Я всегда считала, что все контролирую. Что удачно дурачу его, чтобы он не подумал соскочить. Я отдавала ему сантиметр. А получала в ответ целую милю. Непропорционально — вот как функционировали наши отношения. Он никогда не замечал или просто не показывал того, что понимает это. Потому что я вышла замуж за того, кто предпочитал давать, а не брать. Шеймус довольствовался редкими комплиментами и прикосновениями. А иногда глубокими разговорами. Мое присутствие порабощало его, и он старался насладиться каждой минутой, проведенной вместе. В то время я считала, что добиваюсь этого с помощью умелого манипулирования. Но сейчас, сидя в этой комнате и погрязнув в сожалении, начинаю понимать, что это были искренние чувства Шеймуса.
Я начинаю рыдать.
И чем дольше я это делаю, тем злее становлюсь.
Я злюсь на себя. На Лорена. На Шеймуса. На чувства, которые не хочу чувствовать. На тоску, которая вот-вот задушит меня. На беспомощность и одиночество, которые стали моими постоянными спутниками.
И хочу, чтобы все остальные чувствовали себя также.
Иногда я заезжаю в наш старый район. Но никогда не проезжаю мимо дома, в котором жили мы с Мирандой. Я просто катаюсь по округе или заглядываю в библиотеку. Или сижу в парке и наблюдаю за тем, как маленькие ребятишки кормят хлебными крошками птиц. Или захожу в продуктовый магазин и покупаю банку соленых огурчиков.
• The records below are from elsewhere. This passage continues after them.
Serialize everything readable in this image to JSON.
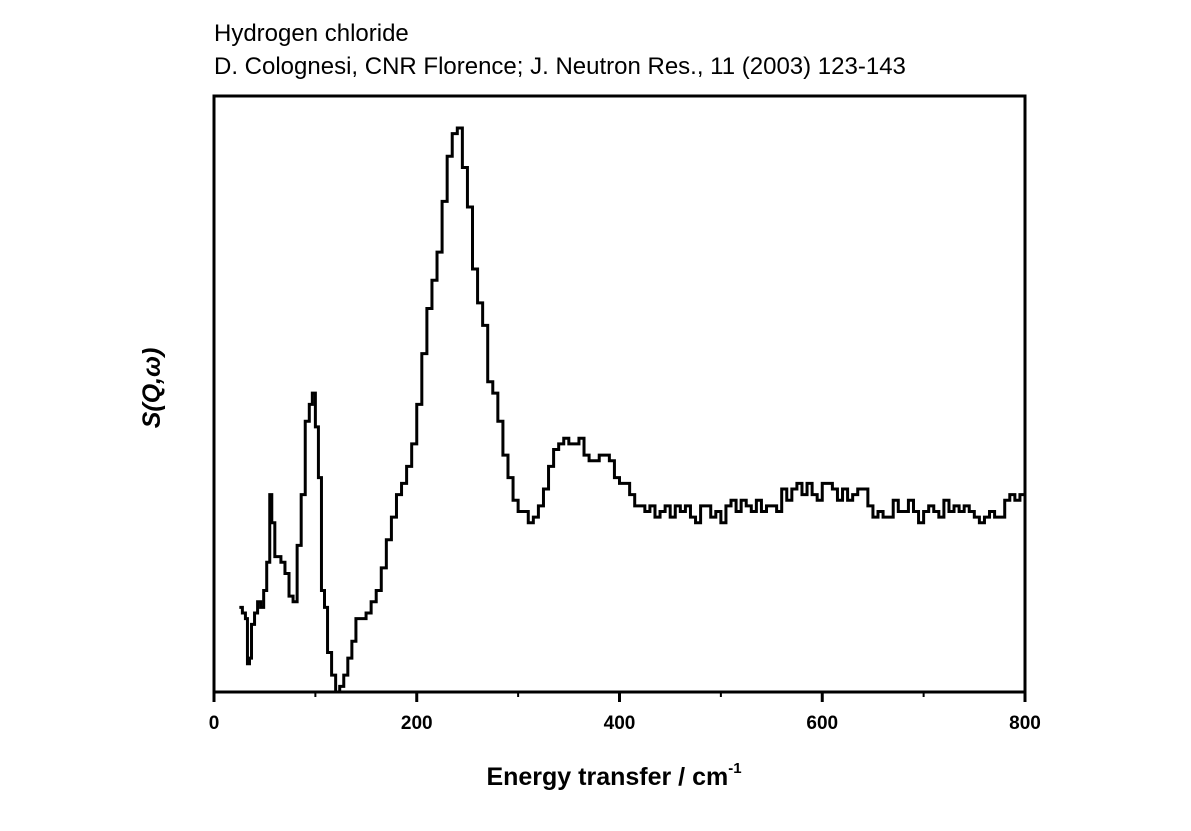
{
  "chart_data": {
    "type": "line",
    "title": "Hydrogen chloride",
    "subtitle": "D. Colognesi, CNR Florence; J. Neutron Res., 11 (2003) 123-143",
    "xlabel": "Energy transfer / cm",
    "xlabel_superscript": "-1",
    "ylabel": "S(Q,ω)",
    "xlim": [
      0,
      800
    ],
    "ylim": [
      0,
      1
    ],
    "x_ticks": [
      0,
      200,
      400,
      600,
      800
    ],
    "y_ticks_shown": false,
    "grid": false,
    "line_color": "#000000",
    "step": true,
    "series": [
      {
        "x": [
          25,
          28,
          31,
          33,
          35,
          37,
          40,
          43,
          46,
          49,
          52,
          55,
          57,
          60,
          63,
          66,
          70,
          74,
          78,
          82,
          86,
          90,
          94,
          97,
          100,
          103,
          106,
          109,
          112,
          116,
          120,
          124,
          128,
          132,
          136,
          140,
          145,
          150,
          155,
          160,
          165,
          170,
          175,
          180,
          185,
          190,
          195,
          200,
          205,
          210,
          215,
          220,
          225,
          230,
          235,
          240,
          245,
          250,
          255,
          260,
          265,
          270,
          275,
          280,
          285,
          290,
          295,
          300,
          305,
          310,
          315,
          320,
          325,
          330,
          335,
          340,
          345,
          350,
          355,
          360,
          365,
          370,
          375,
          380,
          385,
          390,
          395,
          400,
          405,
          410,
          415,
          420,
          425,
          430,
          435,
          440,
          445,
          450,
          455,
          460,
          465,
          470,
          475,
          480,
          485,
          490,
          495,
          500,
          505,
          510,
          515,
          520,
          525,
          530,
          535,
          540,
          545,
          550,
          555,
          560,
          565,
          570,
          575,
          580,
          585,
          590,
          595,
          600,
          605,
          610,
          615,
          620,
          625,
          630,
          635,
          640,
          645,
          650,
          655,
          660,
          665,
          670,
          675,
          680,
          685,
          690,
          695,
          700,
          705,
          710,
          715,
          720,
          725,
          730,
          735,
          740,
          745,
          750,
          755,
          760,
          765,
          770,
          775,
          780,
          785,
          790,
          795,
          800
        ],
        "y": [
          0.15,
          0.14,
          0.13,
          0.05,
          0.06,
          0.12,
          0.14,
          0.16,
          0.15,
          0.18,
          0.23,
          0.35,
          0.3,
          0.24,
          0.24,
          0.23,
          0.21,
          0.17,
          0.16,
          0.26,
          0.35,
          0.48,
          0.51,
          0.53,
          0.47,
          0.38,
          0.18,
          0.15,
          0.07,
          0.03,
          0.0,
          0.01,
          0.03,
          0.06,
          0.09,
          0.13,
          0.13,
          0.14,
          0.16,
          0.18,
          0.22,
          0.27,
          0.31,
          0.35,
          0.37,
          0.4,
          0.44,
          0.51,
          0.6,
          0.68,
          0.73,
          0.78,
          0.87,
          0.95,
          0.99,
          1.0,
          0.93,
          0.86,
          0.75,
          0.69,
          0.65,
          0.55,
          0.53,
          0.48,
          0.42,
          0.38,
          0.34,
          0.32,
          0.32,
          0.3,
          0.31,
          0.33,
          0.36,
          0.4,
          0.43,
          0.44,
          0.45,
          0.44,
          0.44,
          0.45,
          0.42,
          0.41,
          0.41,
          0.42,
          0.42,
          0.41,
          0.38,
          0.37,
          0.37,
          0.35,
          0.33,
          0.33,
          0.32,
          0.33,
          0.31,
          0.32,
          0.33,
          0.31,
          0.33,
          0.32,
          0.33,
          0.31,
          0.3,
          0.33,
          0.33,
          0.31,
          0.32,
          0.3,
          0.33,
          0.34,
          0.32,
          0.34,
          0.33,
          0.32,
          0.34,
          0.32,
          0.33,
          0.33,
          0.32,
          0.36,
          0.34,
          0.36,
          0.37,
          0.35,
          0.37,
          0.35,
          0.34,
          0.37,
          0.37,
          0.36,
          0.34,
          0.36,
          0.34,
          0.35,
          0.36,
          0.36,
          0.33,
          0.31,
          0.32,
          0.31,
          0.31,
          0.34,
          0.32,
          0.32,
          0.34,
          0.32,
          0.3,
          0.32,
          0.33,
          0.32,
          0.31,
          0.34,
          0.32,
          0.33,
          0.32,
          0.33,
          0.32,
          0.31,
          0.3,
          0.31,
          0.32,
          0.31,
          0.31,
          0.34,
          0.35,
          0.34,
          0.35,
          0.34
        ]
      }
    ]
  }
}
Сегодня я сделал все вышеперечисленное и почувствовал себя ближе к своим детям. Я так ясно представлял себе их, находясь в знакомом месте, куда мы частенько с ними заглядывали. Сначала я сходил в библиотеку и парк, а потом направился в магазин.
Неожиданно меня остановил чей-то голос.
— Шеймус? Шеймус Макинтайр?
Я повернулся и посмотрел на женщину, которую узнал лишь когда она улыбнулась. Эта улыбка преобразила морщинистое кислое лицо в дружелюбное и милое.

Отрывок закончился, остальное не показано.